Depois, teríamos que negar a mudança como fator inerente à condição humana, ou seja, teríamos que aceitar como verdade que uma determinada coisa depois de ser feita de certa maneira, será sempre executada ad eternum dessa maneira. como se vê esta asserção é falsa, se o homem não fosse por excelência um ser dado à mudança, hoje ainda vivíamos em cavernas e andaríamos nus ou quanto muito, usando umas decrépitas peles de animais cobrindo-nos o corpo e suas vergonhas.
E porque não encaixa a tradição como argumento de defesa das touradas? Porque nem todas as tradições são boas!
No mundo clássico, Grécia e Roma, e mesmo no Renascimento, era comum, aceite e tradicional a prática da pedofilia, vamos aos compêndios de história e não raro encontramos descrições pormenorizadas de como os filósofos gregos, aqueles que sustentam todo o nosso pensamento, os senhores romanos, ou os bispos da igreja e os grandes escultores e pintores renascentistas, se entregavam alegremente a práticas sexuais com os seus discípulos de mais tenra idade. Essas práticas são hoje aceites como naturais e normais? Não. Pelo contrário, um adulto que tenha práticas sexuais com menores, não só é condenado a pesadas penas pelos tribunais como ainda terá que enfrentar a indiferença e o olvido por parte dos seus semelhantes.
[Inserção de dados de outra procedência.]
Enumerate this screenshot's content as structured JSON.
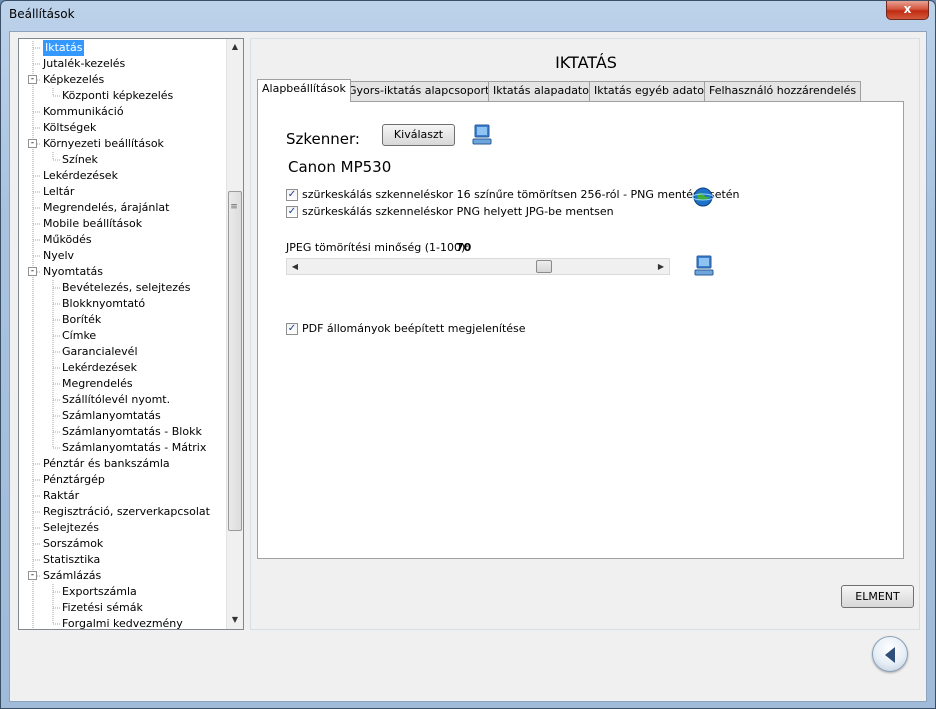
{
  "window": {
    "title": "Beállítások",
    "close_glyph": "x"
  },
  "tree": {
    "items": [
      {
        "label": "Iktatás",
        "level": 0,
        "expander": "",
        "selected": true
      },
      {
        "label": "Jutalék-kezelés",
        "level": 0,
        "expander": ""
      },
      {
        "label": "Képkezelés",
        "level": 0,
        "expander": "-"
      },
      {
        "label": "Központi képkezelés",
        "level": 1,
        "expander": ""
      },
      {
        "label": "Kommunikáció",
        "level": 0,
        "expander": ""
      },
      {
        "label": "Költségek",
        "level": 0,
        "expander": ""
      },
      {
        "label": "Környezeti beállítások",
        "level": 0,
        "expander": "-"
      },
      {
        "label": "Színek",
        "level": 1,
        "expander": ""
      },
      {
        "label": "Lekérdezések",
        "level": 0,
        "expander": ""
      },
      {
        "label": "Leltár",
        "level": 0,
        "expander": ""
      },
      {
        "label": "Megrendelés, árajánlat",
        "level": 0,
        "expander": ""
      },
      {
        "label": "Mobile beállítások",
        "level": 0,
        "expander": ""
      },
      {
        "label": "Működés",
        "level": 0,
        "expander": ""
      },
      {
        "label": "Nyelv",
        "level": 0,
        "expander": ""
      },
      {
        "label": "Nyomtatás",
        "level": 0,
        "expander": "-"
      },
      {
        "label": "Bevételezés, selejtezés",
        "level": 1,
        "expander": ""
      },
      {
        "label": "Blokknyomtató",
        "level": 1,
        "expander": ""
      },
      {
        "label": "Boríték",
        "level": 1,
        "expander": ""
      },
      {
        "label": "Címke",
        "level": 1,
        "expander": ""
      },
      {
        "label": "Garancialevél",
        "level": 1,
        "expander": ""
      },
      {
        "label": "Lekérdezések",
        "level": 1,
        "expander": ""
      },
      {
        "label": "Megrendelés",
        "level": 1,
        "expander": ""
      },
      {
        "label": "Szállítólevél nyomt.",
        "level": 1,
        "expander": ""
      },
      {
        "label": "Számlanyomtatás",
        "level": 1,
        "expander": ""
      },
      {
        "label": "Számlanyomtatás - Blokk",
        "level": 1,
        "expander": ""
      },
      {
        "label": "Számlanyomtatás - Mátrix",
        "level": 1,
        "expander": ""
      },
      {
        "label": "Pénztár és bankszámla",
        "level": 0,
        "expander": ""
      },
      {
        "label": "Pénztárgép",
        "level": 0,
        "expander": ""
      },
      {
        "label": "Raktár",
        "level": 0,
        "expander": ""
      },
      {
        "label": "Regisztráció, szerverkapcsolat",
        "level": 0,
        "expander": ""
      },
      {
        "label": "Selejtezés",
        "level": 0,
        "expander": ""
      },
      {
        "label": "Sorszámok",
        "level": 0,
        "expander": ""
      },
      {
        "label": "Statisztika",
        "level": 0,
        "expander": ""
      },
      {
        "label": "Számlázás",
        "level": 0,
        "expander": "-"
      },
      {
        "label": "Exportszámla",
        "level": 1,
        "expander": ""
      },
      {
        "label": "Fizetési sémák",
        "level": 1,
        "expander": ""
      },
      {
        "label": "Forgalmi kedvezmény",
        "level": 1,
        "expander": ""
      }
    ],
    "scroll_up_glyph": "▲",
    "scroll_down_glyph": "▼",
    "scroll_position": 0.28
  },
  "main": {
    "title": "IKTATÁS",
    "tabs": [
      {
        "label": "Alapbeállítások",
        "active": true
      },
      {
        "label": "Gyors-iktatás alapcsoportjai",
        "active": false
      },
      {
        "label": "Iktatás alapadatok",
        "active": false
      },
      {
        "label": "Iktatás egyéb adatok",
        "active": false
      },
      {
        "label": "Felhasználó hozzárendelés",
        "active": false
      }
    ],
    "scanner_label": "Szkenner:",
    "select_button": "Kiválaszt",
    "device_name": "Canon MP530",
    "checkboxes": [
      {
        "label": "szürkeskálás szkenneléskor 16 színűre tömörítsen 256-ról - PNG mentés esetén",
        "checked": true
      },
      {
        "label": "szürkeskálás szkenneléskor PNG helyett JPG-be mentsen",
        "checked": true
      },
      {
        "label": "PDF állományok beépített megjelenítése",
        "checked": true
      }
    ],
    "jpeg_quality_label": "JPEG tömörítési minőség (1-100):",
    "jpeg_quality_value": "70",
    "jpeg_quality": 70,
    "save_button": "ELMENT"
  },
  "icons": {
    "monitor": "monitor-icon",
    "globe": "globe-icon",
    "back": "back-arrow-icon"
  },
  "colors": {
    "selection": "#3399ff",
    "close_button": "#c12b12"
  }
}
Outro exemplo, ainda hoje, nalguns países, ou tribos, africanos é prática corrente, exatamente por ser tradicional, a excisão do clítoris quando as jovens mulheres atingem a idade fértil, prática que quando não causa a morte da mulher logo ali, durante o ato, lhe vai proporcionar uma vida inteira de dor e privada de sentir prazer sexual. Devemos acatar esta prática e condenar milhares de mulheres ao sofrimento? É claro que não!
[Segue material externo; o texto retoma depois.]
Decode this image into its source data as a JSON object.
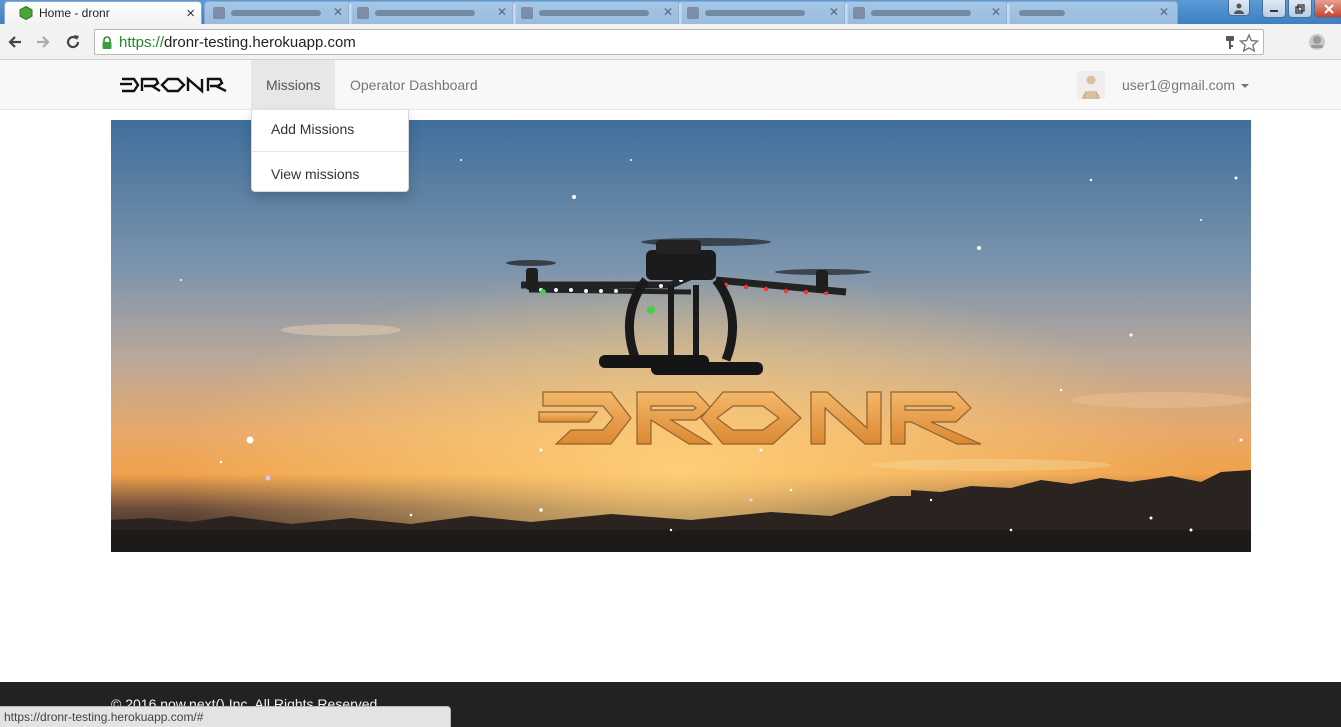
{
  "browser": {
    "active_tab": {
      "title": "Home - dronr",
      "close": "×"
    },
    "background_tabs": [
      {
        "label": ""
      },
      {
        "label": ""
      },
      {
        "label": ""
      },
      {
        "label": ""
      },
      {
        "label": ""
      },
      {
        "label": ""
      },
      {
        "label": ""
      }
    ],
    "url_scheme": "https://",
    "url_host": "dronr-testing.herokuapp.com",
    "status_url": "https://dronr-testing.herokuapp.com/#"
  },
  "nav": {
    "brand": "DRONR",
    "missions_label": "Missions",
    "operator_label": "Operator Dashboard",
    "user_email": "user1@gmail.com"
  },
  "missions_dropdown": {
    "items": [
      "Add Missions",
      "View missions"
    ]
  },
  "hero": {
    "logo_text": "DRONR"
  },
  "footer": {
    "copyright": "© 2016 now.next() Inc. All Rights Reserved."
  },
  "colors": {
    "secure_green": "#1d8a2a",
    "navbar_bg": "#f8f8f8",
    "footer_bg": "#222222",
    "hero_logo": "#e8a04a"
  },
  "icons": [
    "back-icon",
    "forward-icon",
    "reload-icon",
    "lock-icon",
    "key-icon",
    "star-icon",
    "extension-icon",
    "user-avatar",
    "caret-down-icon"
  ]
}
Mas se uma atividade não deverá ser continuada pelo facto de ser tradicional, como fazer se também é ponto consensual que há tradições boas e que nos movem no dispêndio de todo e qualquer esforço para não as deixar fenecer?
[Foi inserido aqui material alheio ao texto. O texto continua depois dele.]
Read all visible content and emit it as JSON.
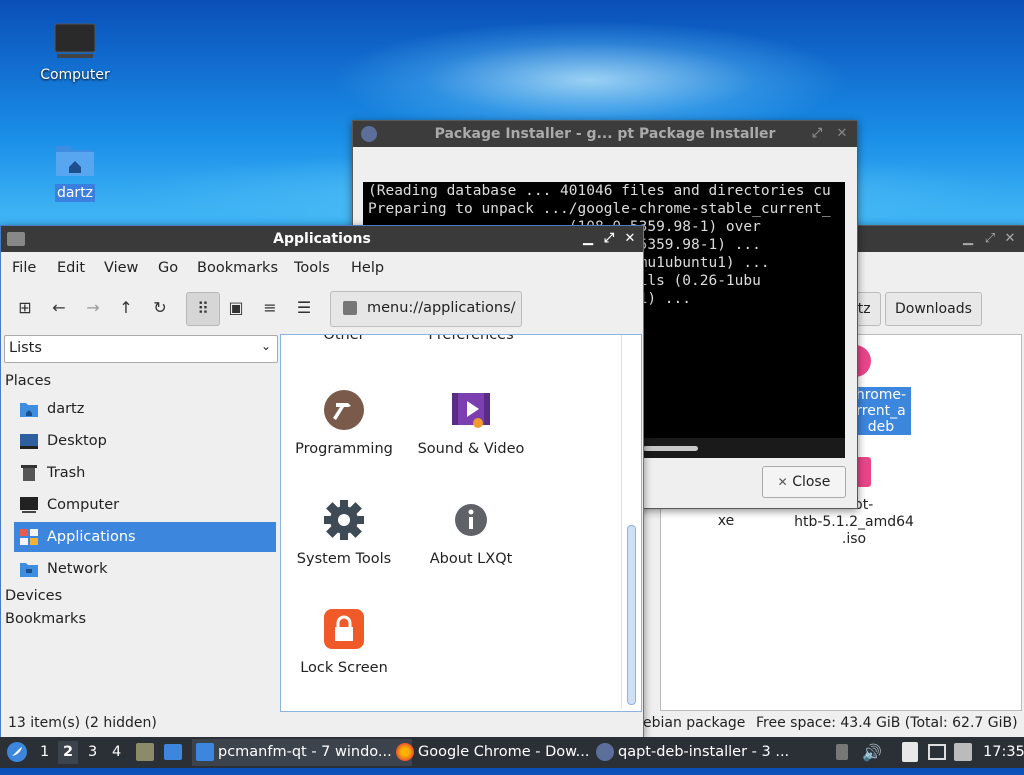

É uma questão de bom senso, de gosto, de juízos de valor, de moral, de ética...
Como todos estes valores atrás enunciados contém uma grande dose de subjetividade, o que é bom para mim pode não ser para ti, teremos inevitavelmente que ter em conta o impacto que determinada prática tem na opinião pública.
Pelo que só poderão ser aceites como boas práticas tradicionais aquelas que não levantem contestação da parte de um grupo significativo de cidadãos, o que não é claramente o caso das touradas, hoje em dia já não se trata de uma ou duas dúzias de maluquinhos que são contra, atualmente a contestação a esta prática abrange milhares de cidadãos, independentemente das suas convicções políticas religiosas, culturais, etc.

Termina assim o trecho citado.